The collaboration became a blog and, ultimately, became print, as a little book of photographs and text from Alec Newman’s Knives, Forks and Spoons Press. The book is A5, in black and white, with the pictures on the left hand page, sometimes a little scratchy, like a print from an early photograph. The text, on the right, is set out white on black, like the intertitles from a silent movie.
The monochrome protagonists in their monochrome universe are splendidly surreal. One can’t help looking at them in opposition to each other. Are they life and death? Husband and wife? Good and evil? They seem to be all of these things, depending on context. It is also interesting to note that putting a mask or a hat on an object instantly personifies it. Placing the hat on top of a toilet cistern turns the bowl into a surprised open mouth: ‘We are always being surprised at our ablutions,’ Szirtes writes in that case. ‘Look at this open mouth. Look at my hat. / Have you ever seen anything more surprised?’ Sometimes the mask itself wears a mask, giving it another layer of meaning. One thing to notice is that the mask never actually wears the hat; they are always separate.
George Szirtes is well-known for his short, gnomic lines of poetry. He must be Britain’s most prolific poetry tweeter. His saga Langoustine (Miel Press, 2013) began as a series of tweets, and at the moment you can follow the philosophical conversations of Child Helga and her father on his twitter timeline. His contribution to Wordless is typically absurdist, and humorously over the top. The two characters appear on a crumbling wall, and the little poem reflects their deep melancholy:
You leave me. I am less than my own face.
I am the cracked skin you leave me with. I am my black heart.
The hat and mask recline on the pillows of a white bed, dozing convincingly. This is an occasion for the man : woman opposition:
I could not tell her, nor could she tell me.
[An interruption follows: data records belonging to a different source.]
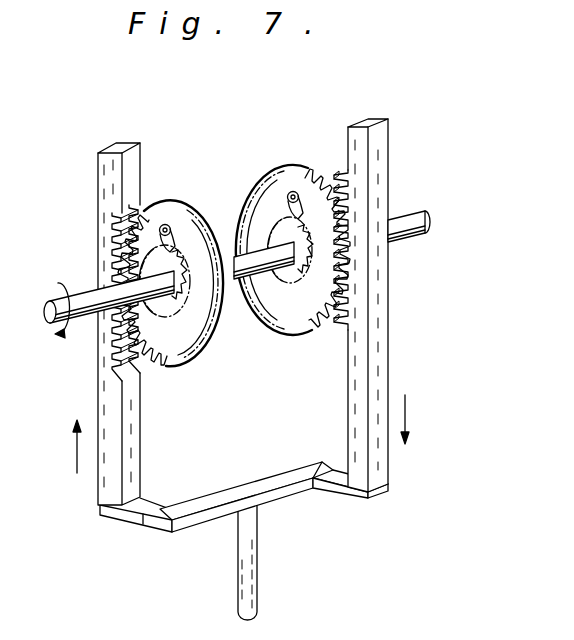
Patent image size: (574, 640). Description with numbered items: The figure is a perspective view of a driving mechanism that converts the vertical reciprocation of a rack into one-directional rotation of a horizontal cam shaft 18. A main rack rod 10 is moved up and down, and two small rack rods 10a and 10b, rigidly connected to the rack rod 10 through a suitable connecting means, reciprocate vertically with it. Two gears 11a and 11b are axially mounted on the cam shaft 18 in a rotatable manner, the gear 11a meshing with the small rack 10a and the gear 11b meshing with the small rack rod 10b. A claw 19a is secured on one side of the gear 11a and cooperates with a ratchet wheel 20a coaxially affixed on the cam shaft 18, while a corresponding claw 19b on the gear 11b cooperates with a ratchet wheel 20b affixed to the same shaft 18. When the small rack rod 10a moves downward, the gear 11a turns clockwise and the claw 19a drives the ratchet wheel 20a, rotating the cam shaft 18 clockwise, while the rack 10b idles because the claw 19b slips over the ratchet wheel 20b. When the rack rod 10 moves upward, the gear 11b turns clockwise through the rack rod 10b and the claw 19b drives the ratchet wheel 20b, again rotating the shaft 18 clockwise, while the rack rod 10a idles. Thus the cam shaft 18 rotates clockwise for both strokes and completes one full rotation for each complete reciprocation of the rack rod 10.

The rack rod 10 is at (258, 557).
The small rack rod 10a is at (375, 125).
The small rack rod 10b is at (121, 150).
The gear 11a is at (322, 322).
The gear 11b is at (211, 356).
The cam shaft 18 is at (261, 284).
The claw 19a is at (294, 191).
The claw 19b is at (169, 224).
The ratchet wheel 20a is at (296, 282).
The ratchet wheel 20b is at (173, 328).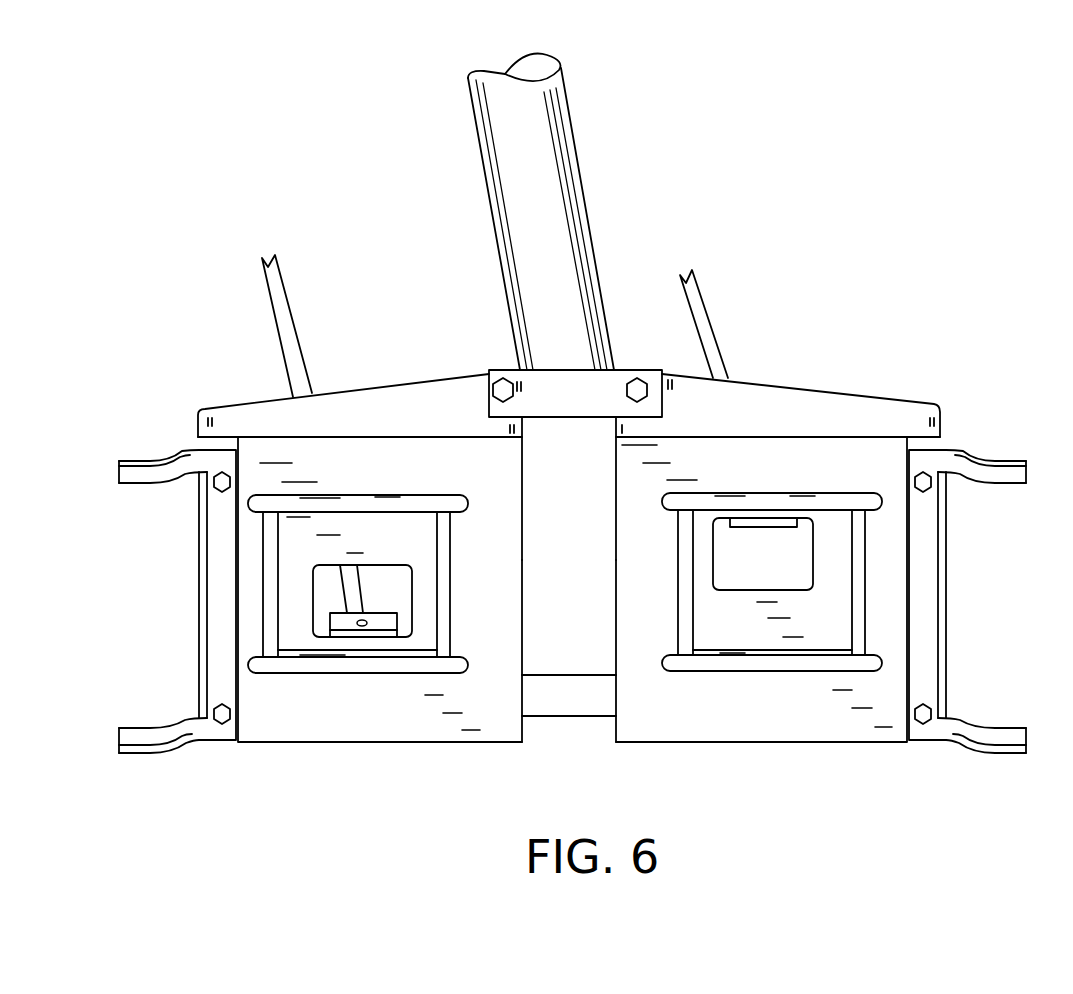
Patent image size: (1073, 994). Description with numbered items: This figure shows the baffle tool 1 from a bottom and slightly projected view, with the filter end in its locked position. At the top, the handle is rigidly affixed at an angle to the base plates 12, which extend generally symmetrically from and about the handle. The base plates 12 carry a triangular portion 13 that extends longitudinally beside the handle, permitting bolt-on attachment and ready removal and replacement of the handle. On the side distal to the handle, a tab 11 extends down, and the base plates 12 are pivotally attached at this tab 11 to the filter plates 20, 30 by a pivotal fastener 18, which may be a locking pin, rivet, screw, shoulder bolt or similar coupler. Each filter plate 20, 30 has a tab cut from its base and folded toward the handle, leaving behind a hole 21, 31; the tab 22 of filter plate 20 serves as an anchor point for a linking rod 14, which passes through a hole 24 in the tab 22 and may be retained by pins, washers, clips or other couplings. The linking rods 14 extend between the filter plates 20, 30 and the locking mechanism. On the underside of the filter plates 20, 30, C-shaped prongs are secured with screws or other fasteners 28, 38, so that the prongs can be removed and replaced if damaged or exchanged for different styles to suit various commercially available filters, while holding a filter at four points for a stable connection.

The baffle tool 1 is at (706, 171).
The tab 11 is at (552, 382).
The base plates 12 is at (580, 637).
The triangular portion 13 is at (571, 490).
The linking rods 14 is at (286, 312).
The pivotal fastener 18 is at (502, 390).
The filter plate 20 is at (194, 670).
The hole 21 is at (322, 583).
The tab 22 is at (347, 620).
The hole 24 is at (362, 630).
The fastener 28 is at (213, 483).
The filter plate 30 is at (951, 637).
The hole 31 is at (785, 573).
The fastener 38 is at (931, 480).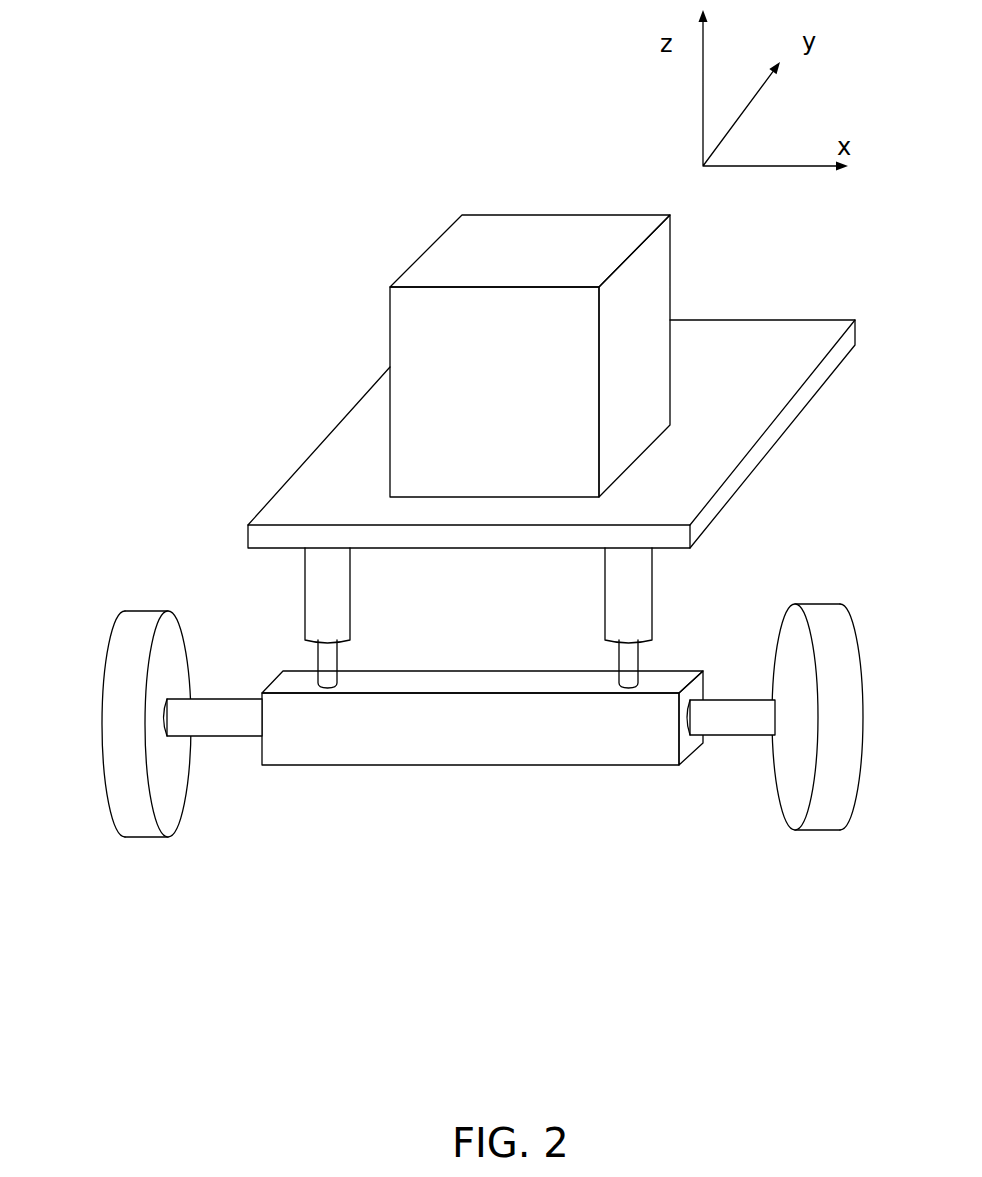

We were drowning in sheets.
We had nothing to go on, so we slept,
or pretended to be sleeping.
There are thirty photo-poems in this little book. It’s slight, and amusing, and ephemeral. But it will make you think about the visual cues we use to decipher our world, about the symbolism we use to tell stories, and about the relationships between objects. I’m reminded of those two Magritte paintings, Man in the Bowler Hat and The Son of Man. Perhaps Szirtes’ pithy captions are too short to really be poems, and if you read them all as one text there’s no coherent narrative, but Kevin Reid’s photographs do wrap them together in a very satisfying way.